Huns Invent Rugby

How the Huns Invented Rugby…

it is but of course a true story!

Once upon a time there was a quaint little country known as Mongolia that was populated by a race of people who were all hyperactive during their formative years. We say they were only hyper during their formative years, but the average Hun (for that is what they called themselves) never really completely finished forming. To release their pent-up energy, the Huns would kill people. Since it was considered impolite to kill people at night, the Huns drank themselves into a catatonic state by imbibing great quantities of strange fermented liquids – the potency of which has only been matched in modern day by the Worm-Killing Tequila. It was a happy time in Mongolia with all the killing and drinking and all.

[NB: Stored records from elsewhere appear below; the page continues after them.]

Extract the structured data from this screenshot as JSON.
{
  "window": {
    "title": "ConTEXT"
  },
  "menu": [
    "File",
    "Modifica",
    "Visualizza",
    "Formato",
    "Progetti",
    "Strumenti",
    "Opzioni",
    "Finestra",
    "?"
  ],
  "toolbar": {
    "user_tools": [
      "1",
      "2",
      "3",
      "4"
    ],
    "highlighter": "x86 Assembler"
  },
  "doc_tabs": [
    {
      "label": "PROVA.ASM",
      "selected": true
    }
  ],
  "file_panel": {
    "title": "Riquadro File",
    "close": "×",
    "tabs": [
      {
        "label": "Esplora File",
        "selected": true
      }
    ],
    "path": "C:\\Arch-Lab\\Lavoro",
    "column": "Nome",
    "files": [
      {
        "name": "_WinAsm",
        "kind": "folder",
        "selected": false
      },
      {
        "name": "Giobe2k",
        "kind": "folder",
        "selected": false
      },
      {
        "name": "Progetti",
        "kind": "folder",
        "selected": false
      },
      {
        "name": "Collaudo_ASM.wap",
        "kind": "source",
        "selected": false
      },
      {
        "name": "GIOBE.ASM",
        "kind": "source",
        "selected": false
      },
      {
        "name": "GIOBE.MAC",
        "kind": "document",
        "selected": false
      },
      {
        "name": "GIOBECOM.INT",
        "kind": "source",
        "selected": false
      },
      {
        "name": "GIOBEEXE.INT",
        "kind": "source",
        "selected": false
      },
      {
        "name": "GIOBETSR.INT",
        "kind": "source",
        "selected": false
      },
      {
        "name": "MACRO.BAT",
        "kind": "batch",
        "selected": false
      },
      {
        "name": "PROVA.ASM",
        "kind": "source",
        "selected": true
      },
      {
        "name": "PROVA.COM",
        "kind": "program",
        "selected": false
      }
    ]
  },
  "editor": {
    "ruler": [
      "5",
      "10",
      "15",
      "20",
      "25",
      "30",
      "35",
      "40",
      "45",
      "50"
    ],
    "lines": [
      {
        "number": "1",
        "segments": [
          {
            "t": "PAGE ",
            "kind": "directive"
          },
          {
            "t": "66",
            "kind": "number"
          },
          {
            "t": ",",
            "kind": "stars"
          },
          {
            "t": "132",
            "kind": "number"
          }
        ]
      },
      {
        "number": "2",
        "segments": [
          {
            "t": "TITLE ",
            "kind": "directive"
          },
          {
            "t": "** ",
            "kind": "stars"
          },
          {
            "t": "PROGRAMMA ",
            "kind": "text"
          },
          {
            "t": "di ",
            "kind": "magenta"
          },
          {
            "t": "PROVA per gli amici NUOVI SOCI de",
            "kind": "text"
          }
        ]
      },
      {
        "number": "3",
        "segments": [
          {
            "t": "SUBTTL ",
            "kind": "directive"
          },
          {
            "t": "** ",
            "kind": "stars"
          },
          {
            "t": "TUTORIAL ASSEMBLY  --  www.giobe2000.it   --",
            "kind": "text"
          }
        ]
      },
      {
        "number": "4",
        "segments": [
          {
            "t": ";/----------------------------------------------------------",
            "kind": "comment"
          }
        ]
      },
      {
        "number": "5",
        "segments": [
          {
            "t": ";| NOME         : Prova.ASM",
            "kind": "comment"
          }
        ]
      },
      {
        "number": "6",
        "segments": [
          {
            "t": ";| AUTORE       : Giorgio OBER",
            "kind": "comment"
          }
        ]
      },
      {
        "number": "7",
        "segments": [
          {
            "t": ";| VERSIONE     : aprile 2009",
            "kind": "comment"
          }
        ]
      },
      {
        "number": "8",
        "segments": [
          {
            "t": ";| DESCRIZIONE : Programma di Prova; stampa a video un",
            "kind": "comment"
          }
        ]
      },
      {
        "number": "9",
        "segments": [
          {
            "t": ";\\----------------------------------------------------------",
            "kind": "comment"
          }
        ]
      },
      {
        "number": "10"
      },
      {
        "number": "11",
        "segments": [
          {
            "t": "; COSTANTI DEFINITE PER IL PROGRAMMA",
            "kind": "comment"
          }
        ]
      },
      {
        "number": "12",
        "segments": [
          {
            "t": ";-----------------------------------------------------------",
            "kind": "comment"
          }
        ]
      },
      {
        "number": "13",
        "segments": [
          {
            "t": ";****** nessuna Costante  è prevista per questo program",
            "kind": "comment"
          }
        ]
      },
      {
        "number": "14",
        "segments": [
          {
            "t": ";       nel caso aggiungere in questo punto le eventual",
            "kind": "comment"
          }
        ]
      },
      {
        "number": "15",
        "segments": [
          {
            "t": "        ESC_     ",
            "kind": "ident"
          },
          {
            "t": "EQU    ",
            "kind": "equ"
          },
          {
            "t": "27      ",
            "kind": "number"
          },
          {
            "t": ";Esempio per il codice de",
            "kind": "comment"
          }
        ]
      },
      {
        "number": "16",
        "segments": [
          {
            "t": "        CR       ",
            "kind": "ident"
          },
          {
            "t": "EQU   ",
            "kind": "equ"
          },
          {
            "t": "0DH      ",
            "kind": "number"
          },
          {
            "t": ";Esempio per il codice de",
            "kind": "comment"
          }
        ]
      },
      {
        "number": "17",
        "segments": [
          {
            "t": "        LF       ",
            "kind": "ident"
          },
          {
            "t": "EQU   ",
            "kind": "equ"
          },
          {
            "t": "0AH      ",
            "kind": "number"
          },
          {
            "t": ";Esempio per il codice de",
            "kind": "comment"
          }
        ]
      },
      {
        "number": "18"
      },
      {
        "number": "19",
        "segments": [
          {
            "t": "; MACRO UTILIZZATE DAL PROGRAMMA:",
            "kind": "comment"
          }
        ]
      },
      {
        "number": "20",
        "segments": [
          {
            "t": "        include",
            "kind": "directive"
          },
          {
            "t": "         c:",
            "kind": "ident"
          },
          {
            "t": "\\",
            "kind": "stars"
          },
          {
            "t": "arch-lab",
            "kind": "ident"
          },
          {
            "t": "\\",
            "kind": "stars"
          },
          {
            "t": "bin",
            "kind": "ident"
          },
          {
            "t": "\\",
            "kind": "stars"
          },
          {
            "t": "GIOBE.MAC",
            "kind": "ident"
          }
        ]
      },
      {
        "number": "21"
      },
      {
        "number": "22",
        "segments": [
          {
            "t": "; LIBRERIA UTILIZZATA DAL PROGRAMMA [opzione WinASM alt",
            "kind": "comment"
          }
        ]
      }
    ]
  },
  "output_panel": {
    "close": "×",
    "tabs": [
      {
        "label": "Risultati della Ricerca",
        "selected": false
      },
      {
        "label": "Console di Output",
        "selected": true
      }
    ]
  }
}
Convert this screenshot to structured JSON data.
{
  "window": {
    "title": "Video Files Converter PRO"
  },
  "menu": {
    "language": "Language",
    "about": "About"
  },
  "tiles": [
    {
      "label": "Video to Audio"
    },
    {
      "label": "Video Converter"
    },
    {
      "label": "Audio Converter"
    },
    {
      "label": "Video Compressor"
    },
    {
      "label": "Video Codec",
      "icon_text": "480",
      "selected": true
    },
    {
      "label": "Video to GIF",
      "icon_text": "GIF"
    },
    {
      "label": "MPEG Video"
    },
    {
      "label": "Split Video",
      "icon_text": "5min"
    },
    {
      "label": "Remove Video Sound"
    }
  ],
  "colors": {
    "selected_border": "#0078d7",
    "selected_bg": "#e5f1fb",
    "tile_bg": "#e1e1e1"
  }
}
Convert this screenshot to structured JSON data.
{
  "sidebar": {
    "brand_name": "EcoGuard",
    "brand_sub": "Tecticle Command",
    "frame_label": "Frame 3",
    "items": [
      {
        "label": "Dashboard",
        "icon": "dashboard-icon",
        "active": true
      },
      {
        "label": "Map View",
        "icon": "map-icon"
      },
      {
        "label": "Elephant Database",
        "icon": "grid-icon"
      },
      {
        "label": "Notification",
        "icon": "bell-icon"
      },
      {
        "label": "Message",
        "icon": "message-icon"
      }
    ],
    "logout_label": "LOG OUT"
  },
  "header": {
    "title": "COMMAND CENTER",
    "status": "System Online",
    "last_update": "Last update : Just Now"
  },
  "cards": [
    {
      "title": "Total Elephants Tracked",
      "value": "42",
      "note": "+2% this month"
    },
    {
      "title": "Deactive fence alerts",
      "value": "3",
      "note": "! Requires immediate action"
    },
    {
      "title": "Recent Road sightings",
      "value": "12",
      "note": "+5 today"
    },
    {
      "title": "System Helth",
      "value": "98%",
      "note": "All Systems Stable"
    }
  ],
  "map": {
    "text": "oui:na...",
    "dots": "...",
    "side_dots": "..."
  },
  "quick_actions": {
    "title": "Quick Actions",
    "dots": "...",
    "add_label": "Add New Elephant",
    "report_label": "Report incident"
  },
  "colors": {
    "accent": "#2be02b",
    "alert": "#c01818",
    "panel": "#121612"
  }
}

One year, a stranger wearing a red coat and carrying a case of gifts spoke of the time after Turkey Killing Day (the day where turkeys were killed instead of people) and before the Night of the Bubbly Fermented Liquid Frenzy and proclaimed it a time called the holiday season. He said that killing people during this time was a very rude thing to do since the rest of the world was pretty much in a good mood and going around being nice to each other. The Huns listened, considered the stranger’s words, and then promptly killed him – since it was not yet Turkey Killing Day.

When the day came for the turkey frenzy, the Huns decided to be polite (since a polite race of people they were) and follow the advice of the strange traveler who was no longer traveling, but lying in a heap by the dinner table. The celebration of their civil ways led to much drinking and many catatonic states, but this only proved to be a sufficient distraction for about thirty minutes before the hyper nature of the Huns demanded that unadulterated violent acts be performed.

Finally, one Hun had the idea of killing people who were already dead. And to demonstrate his brainstorm (very rare in Mongolia) he went and pulled the head off the stranger’s carcass with a certain look of glee. He drew such joy from the act that he began to run around all of Mongolia celebrating the brazen act. He was so excited that he outran everyone who wanted to get a good look at the rotund white thing he seemed to be so excited about.

After many Himalayas were jaunted over and around, he finally began to tire and long for some fermented liquid. So he tossed the pale round head to a fellow Hun who was desperately trying to catch up to him. When the first chaser saw he was about to solve the mystery of the what the white thing in the arms of the fellow Hun was, he burst ahead in sweet anticipation of solving the mystery. When he saw it was the head of the man with the dreaded holiday news, he ran and jumped for joy with a pack of Huns chasing him. This continued for many moons.

The heavier, larger, and tougher of the Huns almost began eating people again. They preferred to swill more fermentment than jaunt Himalayas, and by the time they bored of their catatonic states and killing of dead people, the head was nowhere to be found. When all the dead were really dead they began to butt heads in-between catatonic states. When this wasn’t enough, they began to butt heads while other people pushed on each contestant from behind. And when this wasn’t enough, they lined up three people to butt heads with three other people with a whole slew of people to slam them together.

Just when they were bored with this, the Himalaya Jaunters returned with the head and showed it to the Butters who recognized the goodness of the severed head. They immediately discovered the joy of caressing the head while running at full speed into each other. The Butters became known as the Bangers.

Issues developed when the Jaunters were no longer tired and they wanted their head back, but the Bangers were having so much fun, they refused to let Jaunters have it. Things were starting to look bad.

Then came a Hun known only as Grim. Grim knew that after the day of the bubbly fermented swill, it would be time to start killing people again, and that killing was more fun when you had the jaunters chasing people down just so the Bangers could bang into them, and he knew that a solution must be found or the killing might not occur. He proclaimed himself a banger in a Jaunter’s body and held up a book from the crate that the man had left behind, and spoke “I know when to bang, and when to jaunt. Soon killing must commence, and I will let all know when to bang and when to jaunt by passing the great white round trophy.” The Huns saw it was good, and after the bubbly fermented drinking day, they went to Europe to kill people, and the day was grand.

It is said that a pansy prince not wanting to be killed looked down upon the Huns from his tower, and saw amidst the killing the alternating of the banging, and the jaunting that corresponded to the passing of the mysterious white moldy looking thing, and he became curious. At night, when the Huns are polite, he approached the one known as Grim, and learned of the story and was invited to partake in the fermented liquid. The morning after, with head hung, and before being killed, he wrote the story in his diary which was discovered in the 18th century by a historian at the college of Rugby.

And now you know how the Huns – with the help of a little holiday spirit – invented rugby.